If you took a probability course back in college, they probably talked about balls and urns. An urn, by the way, is a fancy word for container. So if an urn had 10 black balls and 20 white balls, what is the probability that the first two balls drawn without replacement are white? Or suppose that you drew two white balls, what's the probability that the next ball drawn will also be white?

In the urn model, drawing two white balls does not physically change the color of any of the remaining balls. The colors of the balls are immutable. But you can still talk about a probability distribution for the balls because they are being drawn randomly from the urn.

You can even reverse the time arrow in probability calculations using an urn model. Suppose an urn has an unknown number of black and white balls. Draw one ball and throw it away without looking at it. Now draw ten more balls and note their colors. The data from these ten balls can help you determine the probability that the first ball was white.

Think of a bunch of people in an urn and the same concept applies. The probability that a person drawn from the "does not stop and ask for directions when lost" urn is male is approximately 98%. Since gender has a probability distribution, it can be modeled using logistic regression.

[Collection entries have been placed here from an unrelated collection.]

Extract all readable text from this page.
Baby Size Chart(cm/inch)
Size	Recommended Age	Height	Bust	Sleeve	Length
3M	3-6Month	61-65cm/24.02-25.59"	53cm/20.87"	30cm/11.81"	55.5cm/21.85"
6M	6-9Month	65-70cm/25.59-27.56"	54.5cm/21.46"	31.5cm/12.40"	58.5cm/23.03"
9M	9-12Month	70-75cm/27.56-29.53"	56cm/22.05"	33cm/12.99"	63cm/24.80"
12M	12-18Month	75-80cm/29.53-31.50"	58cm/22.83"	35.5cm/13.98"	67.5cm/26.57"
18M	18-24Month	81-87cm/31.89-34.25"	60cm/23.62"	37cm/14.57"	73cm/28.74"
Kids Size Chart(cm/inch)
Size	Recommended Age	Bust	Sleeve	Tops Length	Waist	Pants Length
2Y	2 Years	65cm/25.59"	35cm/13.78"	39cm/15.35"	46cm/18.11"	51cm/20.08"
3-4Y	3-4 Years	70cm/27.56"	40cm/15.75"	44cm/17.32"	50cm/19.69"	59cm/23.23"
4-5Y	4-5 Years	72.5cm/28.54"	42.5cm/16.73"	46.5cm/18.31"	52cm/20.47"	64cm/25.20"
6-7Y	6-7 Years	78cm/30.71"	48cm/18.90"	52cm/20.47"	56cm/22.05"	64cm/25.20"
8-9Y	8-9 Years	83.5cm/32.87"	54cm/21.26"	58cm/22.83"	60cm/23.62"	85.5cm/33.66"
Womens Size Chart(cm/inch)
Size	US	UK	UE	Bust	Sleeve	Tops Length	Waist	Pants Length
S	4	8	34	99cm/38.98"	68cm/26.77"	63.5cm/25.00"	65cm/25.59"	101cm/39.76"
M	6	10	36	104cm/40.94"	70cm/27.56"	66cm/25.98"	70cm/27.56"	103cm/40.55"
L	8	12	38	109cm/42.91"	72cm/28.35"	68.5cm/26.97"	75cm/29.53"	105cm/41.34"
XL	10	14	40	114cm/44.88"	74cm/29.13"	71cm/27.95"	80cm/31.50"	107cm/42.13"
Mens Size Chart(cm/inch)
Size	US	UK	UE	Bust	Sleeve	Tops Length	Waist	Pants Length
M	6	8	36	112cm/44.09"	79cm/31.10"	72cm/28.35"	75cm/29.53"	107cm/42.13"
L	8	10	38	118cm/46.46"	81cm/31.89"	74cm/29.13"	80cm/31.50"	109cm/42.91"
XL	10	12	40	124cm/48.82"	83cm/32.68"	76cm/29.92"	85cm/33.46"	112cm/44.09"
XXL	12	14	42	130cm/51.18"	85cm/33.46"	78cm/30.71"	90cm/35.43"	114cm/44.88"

Now if you think in terms of independent variables being "causes" and dependent variables being "effects" then using sex as an outcome variable doesn't make much sense. After all, that time in 1987 when I was lost and asked for directions didn't suddenly turn me into a female. But we know that just because an independent variable is a good predictor of a dependent variable doesn't mean that the independent variable "caused" the dependent variable.

So go ahead an use sex (or any other immutable variable like race or ethnicity) as a dependent variable if you like. It doesn't lead to logical contradictions as long as you don't cling to the concept of independent variables as causes.